# Rugby!



## woodysmama (Feb 25, 2007)

Rugby has already learned to retrieve the newspaper each morning to bring to his new adoptive family! It took very little time for Rugby to unpack his bags and settle right into his third—and final—home. 
Four-year-old Rugby was one of two dogs surrendered to YGRR when their second owner found himself working long hours with little time to give to the dogs. Their original owners had given them up because of a divorce in the family. When Rugby was taken to the YGRR veterinarian, he was found to be thin but otherwise healthy. He was neutered, tattooed, given a much needed dentistry and brought to Riverview.
Rugby didn’t have to wait long to meet his perfect match. A beautiful 10-year-old Golden girl named Shayna brought her “parents” to meet Rugby and he quickly became part of their family. Now, along with his daily newspaper duties, Rugby takes long walks by the ocean and enjoys busy days with his new family. The third home was the charm for this handsome Golden boy!


----------



## Rob's GRs (Feb 25, 2007)

Wow what a great looking boy. What a shame he was passed from home to home. I hope he has finally found his forever home.


----------



## Miss Happy (Dec 22, 2007)

Sweet Katie was a rescue but now in her forever home - she also delivers papers and mail. Rugby looks like a sweetheart and I love his name.


----------



## Ljilly28 (Jan 22, 2008)

His soft, happy expression behind the blue newspaer wrapper made me smile. I bet he was all wags and proud. 
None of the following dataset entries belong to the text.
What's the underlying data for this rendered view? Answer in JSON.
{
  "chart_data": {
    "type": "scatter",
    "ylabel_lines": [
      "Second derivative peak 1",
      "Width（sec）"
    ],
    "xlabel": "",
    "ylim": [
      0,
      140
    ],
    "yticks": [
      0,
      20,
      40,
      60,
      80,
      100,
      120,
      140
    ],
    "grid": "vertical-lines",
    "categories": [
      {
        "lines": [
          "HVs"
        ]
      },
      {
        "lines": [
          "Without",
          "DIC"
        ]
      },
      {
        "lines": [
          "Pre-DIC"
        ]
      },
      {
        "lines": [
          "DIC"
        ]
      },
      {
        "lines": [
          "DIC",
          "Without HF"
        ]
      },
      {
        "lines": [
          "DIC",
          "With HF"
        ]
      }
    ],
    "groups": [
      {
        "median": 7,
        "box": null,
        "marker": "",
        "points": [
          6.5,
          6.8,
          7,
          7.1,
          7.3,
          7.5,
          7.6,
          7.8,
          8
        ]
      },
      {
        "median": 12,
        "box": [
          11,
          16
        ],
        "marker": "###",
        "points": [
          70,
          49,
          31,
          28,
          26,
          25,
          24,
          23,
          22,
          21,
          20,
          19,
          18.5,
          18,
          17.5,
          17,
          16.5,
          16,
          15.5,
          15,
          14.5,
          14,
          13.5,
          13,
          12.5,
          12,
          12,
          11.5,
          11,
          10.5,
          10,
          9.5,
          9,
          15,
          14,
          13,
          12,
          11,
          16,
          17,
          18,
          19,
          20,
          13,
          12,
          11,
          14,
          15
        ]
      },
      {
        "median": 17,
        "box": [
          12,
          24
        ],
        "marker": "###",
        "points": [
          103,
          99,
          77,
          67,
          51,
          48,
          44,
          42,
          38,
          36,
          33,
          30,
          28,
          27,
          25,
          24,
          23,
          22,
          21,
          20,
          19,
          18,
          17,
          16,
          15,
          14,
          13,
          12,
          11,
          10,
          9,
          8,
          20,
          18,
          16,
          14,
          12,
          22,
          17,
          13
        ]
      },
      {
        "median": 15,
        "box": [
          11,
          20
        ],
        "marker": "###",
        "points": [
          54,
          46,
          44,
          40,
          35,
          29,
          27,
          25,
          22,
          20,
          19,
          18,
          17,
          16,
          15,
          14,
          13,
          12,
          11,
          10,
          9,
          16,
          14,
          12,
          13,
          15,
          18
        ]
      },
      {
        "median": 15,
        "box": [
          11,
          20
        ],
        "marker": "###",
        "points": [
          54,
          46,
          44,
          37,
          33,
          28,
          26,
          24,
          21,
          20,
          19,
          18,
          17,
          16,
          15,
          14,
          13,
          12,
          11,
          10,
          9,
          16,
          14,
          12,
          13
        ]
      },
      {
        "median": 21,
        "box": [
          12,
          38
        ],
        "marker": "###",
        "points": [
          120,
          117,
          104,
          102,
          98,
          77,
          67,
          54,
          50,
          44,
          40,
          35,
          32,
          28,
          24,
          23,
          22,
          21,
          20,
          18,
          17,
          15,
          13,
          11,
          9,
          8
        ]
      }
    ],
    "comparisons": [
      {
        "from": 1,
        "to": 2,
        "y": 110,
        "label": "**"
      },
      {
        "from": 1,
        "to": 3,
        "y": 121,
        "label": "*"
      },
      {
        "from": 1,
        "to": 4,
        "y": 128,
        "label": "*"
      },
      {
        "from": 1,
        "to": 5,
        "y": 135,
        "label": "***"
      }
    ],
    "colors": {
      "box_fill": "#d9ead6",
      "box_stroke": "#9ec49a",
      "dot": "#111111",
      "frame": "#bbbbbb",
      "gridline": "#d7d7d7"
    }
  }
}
I support Yankee goldens's senior program every year, and so admire the good work.


----------



## MaddieMagoo (Aug 14, 2007)

He's so cute...he looks like a show Golden..in a way!!??


----------



## Karen519 (Aug 21, 2006)

*Rugby*

Rugby is just prescious!!!!


----------



## BeauShel (May 20, 2007)

Rugby is so handsome and I think the third home is going to be his last.


----------



## Heidi36oh (Feb 27, 2007)

He is beautiful, looks like he's home for sure.


----------



## 3 goldens (Sep 30, 2005)

Such a beautiful boy and I would say he has found his forever home, just hwat all dogs need.


----------



## Jackson'sMom (Oct 13, 2007)

It's just so nice to hear a happy ending once in a while. Thank you, YGRR!


----------